Thinking Inside the Box
Isn't it delightfully ironic how shrinking our parameters can often expand our view?
A cousin of mine recently posted a picture of her kids in a giant cardboard box in merry repose as if they had moved in to stay. That box was clearly all the world they wanted or needed in that moment. The whole universe was in there. I just wanted to climb in and giggle with them.
I'd been thinking of creating a new mascot for my illustration brand and spent months musing over possible visual representations of the magic, curiosity, and off-beat imagination of childhood. A lightbulb maybe? A paint brush or a crayon? An emancipated balloon or kite? A smiling sunshine quadrant beaming out of the corner of a page? What unleashes a child's imagination and opens the world up to them?
Then, one sleepless night, my ping-pong thoughts ricochetted off of a memory of my oldest kids when they were about 2- and 3-years-old. We bought a new vacuum that came in a box big enough to fit 4 of them. No toy or gift was ever so magical. They giggled and jumped and squealed and laid down in it, pretending to be asleep. They closed the flaps and called to me to come find them and then to turn it over on top of them and then to climb in with them and then to go away so that they could stretch the boundaries of their imagination along with the boundaries of their autonomy. No adults allowed. Then my thoughts ping-ponged back to my cousin's kids so pleased in their box universe. That was what I was looking for! Blocking out reality to create a new one. Climbing into a box.
My kids are much older now. We've had multiple unusual snow storms in TX this winter and my now tween and teenagers wanted to go sledding, but we are Texans and don't own snow gear, so we grabbed some metal cookie sheets and laundry baskets and headed for the hills. I'm no spring chicken, but there is still something fantastical about folding yourself up and climbing into a small space. I laughed out loud as I climbed into a laundry basket and rocked my tiny container side to side. I felt like I was 5 again and it was magical. (For the record, cookie sheets are much better sleds than laundry baskets.)

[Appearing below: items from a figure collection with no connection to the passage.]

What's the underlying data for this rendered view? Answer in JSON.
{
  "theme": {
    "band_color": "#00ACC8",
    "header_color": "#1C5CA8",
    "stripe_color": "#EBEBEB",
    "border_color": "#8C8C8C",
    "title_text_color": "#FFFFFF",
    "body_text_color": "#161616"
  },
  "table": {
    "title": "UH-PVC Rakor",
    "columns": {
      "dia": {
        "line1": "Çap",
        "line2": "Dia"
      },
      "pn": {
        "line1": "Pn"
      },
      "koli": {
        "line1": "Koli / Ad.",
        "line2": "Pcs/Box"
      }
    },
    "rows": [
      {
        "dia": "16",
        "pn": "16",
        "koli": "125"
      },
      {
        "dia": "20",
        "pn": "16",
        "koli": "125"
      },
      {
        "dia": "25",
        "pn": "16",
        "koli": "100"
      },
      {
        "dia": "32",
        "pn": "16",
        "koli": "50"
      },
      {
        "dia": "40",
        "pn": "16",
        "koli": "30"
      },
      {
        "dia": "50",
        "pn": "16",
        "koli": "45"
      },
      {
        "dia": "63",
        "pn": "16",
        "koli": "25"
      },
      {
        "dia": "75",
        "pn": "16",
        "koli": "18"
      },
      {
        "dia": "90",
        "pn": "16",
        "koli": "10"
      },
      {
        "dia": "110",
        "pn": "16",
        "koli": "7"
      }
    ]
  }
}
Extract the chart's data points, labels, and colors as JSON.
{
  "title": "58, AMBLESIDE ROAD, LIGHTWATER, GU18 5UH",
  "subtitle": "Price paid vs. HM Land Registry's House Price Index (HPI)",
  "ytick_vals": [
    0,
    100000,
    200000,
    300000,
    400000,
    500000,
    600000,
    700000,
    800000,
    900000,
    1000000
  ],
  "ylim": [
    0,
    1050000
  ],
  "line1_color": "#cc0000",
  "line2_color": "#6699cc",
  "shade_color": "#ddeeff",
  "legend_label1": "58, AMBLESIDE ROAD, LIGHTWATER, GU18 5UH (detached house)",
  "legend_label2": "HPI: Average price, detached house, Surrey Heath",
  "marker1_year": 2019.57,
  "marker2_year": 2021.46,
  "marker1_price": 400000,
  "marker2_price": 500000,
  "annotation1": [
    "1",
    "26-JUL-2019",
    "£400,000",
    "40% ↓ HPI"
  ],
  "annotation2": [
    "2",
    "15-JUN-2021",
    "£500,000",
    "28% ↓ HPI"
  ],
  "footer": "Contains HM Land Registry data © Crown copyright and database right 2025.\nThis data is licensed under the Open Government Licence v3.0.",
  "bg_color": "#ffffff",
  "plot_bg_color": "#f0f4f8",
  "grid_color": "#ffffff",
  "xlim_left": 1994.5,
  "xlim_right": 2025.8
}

Last weekend my youngest turned 10. One of his presents came in a box the size of a small bathtub. He and my 12 year old argued over who had dibs on it until they realized my husband had already unwittingly put their treasure in the recycling. My boys love boxes. They love sitting in them together. They love building things with them. They love creating tiny furniture to put in them. Boxes are as good as currency in our household (and, thanks to Amazon, we are wealthy). They represent endless possibilities. An empty cardboard box (even used and dirty) quickens their heart rate and lights up their faces and their imaginations.
Something about shrinking our world seems to open it up. I love the phrase "think outside the box" and all that it communicates about creative thinking, but I would argue that, ironically, it could just as pointedly be said, “think like you’re inside the box.” As an adult envious of my kids' ability to tap into their imagination with ease, I wonder why we ever climbed out of the box in the first place. The possibilities were just as limitless inside of it.